L’interazione può includere la maggior parte dei farmaci da prescrizione assunti per il dolore, come gli oppioidi, che spesso utilizzano le vie del citocromo P450 per l’assorbimento. Queste interazioni non sono necessariamente pericolose, ma possono portare a un indebolimento dell’effetto del farmaco, che può essere pericoloso se il farmaco è destinato a trattare sintomi gravi o una condizione cronica.

L’effetto del CBD su questi enzimi epatici è temporaneo. Spesso la distanza tra la dose di CBD per il dolore e il farmaco può risolvere questo problema, ma è sempre meglio parlare con il proprio medico del CBD prima dell’uso, soprattutto se si stanno già assumendo farmaci da prescrizione o se si soffre di una condizione cronica.

Effetti sinergici di THC e CBD per il dolore

Sebbene il THC, il componente responsabile della sensazione di “sballo” nella cannabis, riceva la maggior parte dell’attenzione e della stampa (dopo tutto, le sostanze psicoattive sono spesso appariscenti come composti chimici), gli scienziati e il pubblico in generale stanno diventando più consapevoli di un altro componente della cannabis con proprietà medicinali, il CBD: CBD. Il CBD sta guadagnando popolarità negli ultimi anni, ma il suo ruolo nel consumo di cannabis non è ancora del tutto chiaro. I suoi benefici terapeutici sono evidenti, con potenziali applicazioni in tutti i campi, dai disturbi del sonno al dolore cronico, dallo stress post-traumatico alle malattie infiammatorie intestinali.

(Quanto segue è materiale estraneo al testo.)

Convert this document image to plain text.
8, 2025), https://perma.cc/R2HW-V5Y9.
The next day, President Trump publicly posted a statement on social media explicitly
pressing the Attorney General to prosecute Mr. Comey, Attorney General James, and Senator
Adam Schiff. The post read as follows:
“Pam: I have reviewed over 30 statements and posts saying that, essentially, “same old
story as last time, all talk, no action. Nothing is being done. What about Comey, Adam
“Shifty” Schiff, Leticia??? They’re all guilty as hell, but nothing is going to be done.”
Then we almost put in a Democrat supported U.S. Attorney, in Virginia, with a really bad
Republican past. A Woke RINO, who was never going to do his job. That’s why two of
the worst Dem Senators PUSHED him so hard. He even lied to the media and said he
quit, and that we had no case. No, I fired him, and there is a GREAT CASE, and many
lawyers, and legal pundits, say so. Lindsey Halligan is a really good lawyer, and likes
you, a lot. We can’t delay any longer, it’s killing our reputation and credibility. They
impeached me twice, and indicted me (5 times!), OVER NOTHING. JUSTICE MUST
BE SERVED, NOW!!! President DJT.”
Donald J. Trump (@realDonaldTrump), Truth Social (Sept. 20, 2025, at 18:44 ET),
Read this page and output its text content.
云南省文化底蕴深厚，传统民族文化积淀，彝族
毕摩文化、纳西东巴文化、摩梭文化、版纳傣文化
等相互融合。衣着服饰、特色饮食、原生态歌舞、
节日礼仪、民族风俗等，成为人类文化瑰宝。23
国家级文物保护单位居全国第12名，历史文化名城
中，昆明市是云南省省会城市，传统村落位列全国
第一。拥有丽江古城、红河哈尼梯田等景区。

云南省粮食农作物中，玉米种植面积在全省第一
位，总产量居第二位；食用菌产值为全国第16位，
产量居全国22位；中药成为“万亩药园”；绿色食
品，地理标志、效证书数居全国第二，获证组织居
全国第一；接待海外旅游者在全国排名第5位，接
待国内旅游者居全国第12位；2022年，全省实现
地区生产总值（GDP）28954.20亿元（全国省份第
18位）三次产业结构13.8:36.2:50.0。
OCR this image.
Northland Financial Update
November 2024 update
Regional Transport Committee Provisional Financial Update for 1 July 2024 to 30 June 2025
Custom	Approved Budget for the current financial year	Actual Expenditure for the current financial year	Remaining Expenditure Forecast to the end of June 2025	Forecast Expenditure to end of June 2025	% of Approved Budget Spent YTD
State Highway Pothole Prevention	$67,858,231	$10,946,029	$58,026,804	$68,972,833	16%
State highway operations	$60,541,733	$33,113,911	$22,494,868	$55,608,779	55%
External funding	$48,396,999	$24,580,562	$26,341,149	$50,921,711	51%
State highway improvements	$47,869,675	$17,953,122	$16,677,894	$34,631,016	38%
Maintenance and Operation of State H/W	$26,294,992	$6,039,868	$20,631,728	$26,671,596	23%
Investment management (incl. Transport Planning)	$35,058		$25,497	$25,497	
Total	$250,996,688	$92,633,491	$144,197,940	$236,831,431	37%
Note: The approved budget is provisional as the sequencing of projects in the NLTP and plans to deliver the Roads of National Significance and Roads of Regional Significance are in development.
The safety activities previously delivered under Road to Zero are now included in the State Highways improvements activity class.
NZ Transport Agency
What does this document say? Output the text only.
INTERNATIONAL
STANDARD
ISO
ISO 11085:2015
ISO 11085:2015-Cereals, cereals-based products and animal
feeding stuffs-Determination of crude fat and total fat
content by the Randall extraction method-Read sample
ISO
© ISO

Oltre alle sue proprietà, ci sono prove che suggeriscono che il CBD può lavorare insieme al THC e ad altri cannabinoidi e produrre effetti sinergici che i singoli componenti non producono. Questa teoria è nota come Effetto Entourage ed è ampiamente accettata nei circoli dei consumatori di cannabis. In particolare, esistono prove a sostegno di una relazione sinergica tra THC e CBD, il che significa che i due composti possono lavorare insieme per produrre effetti non riscontrabili nella forma pura dei due composti.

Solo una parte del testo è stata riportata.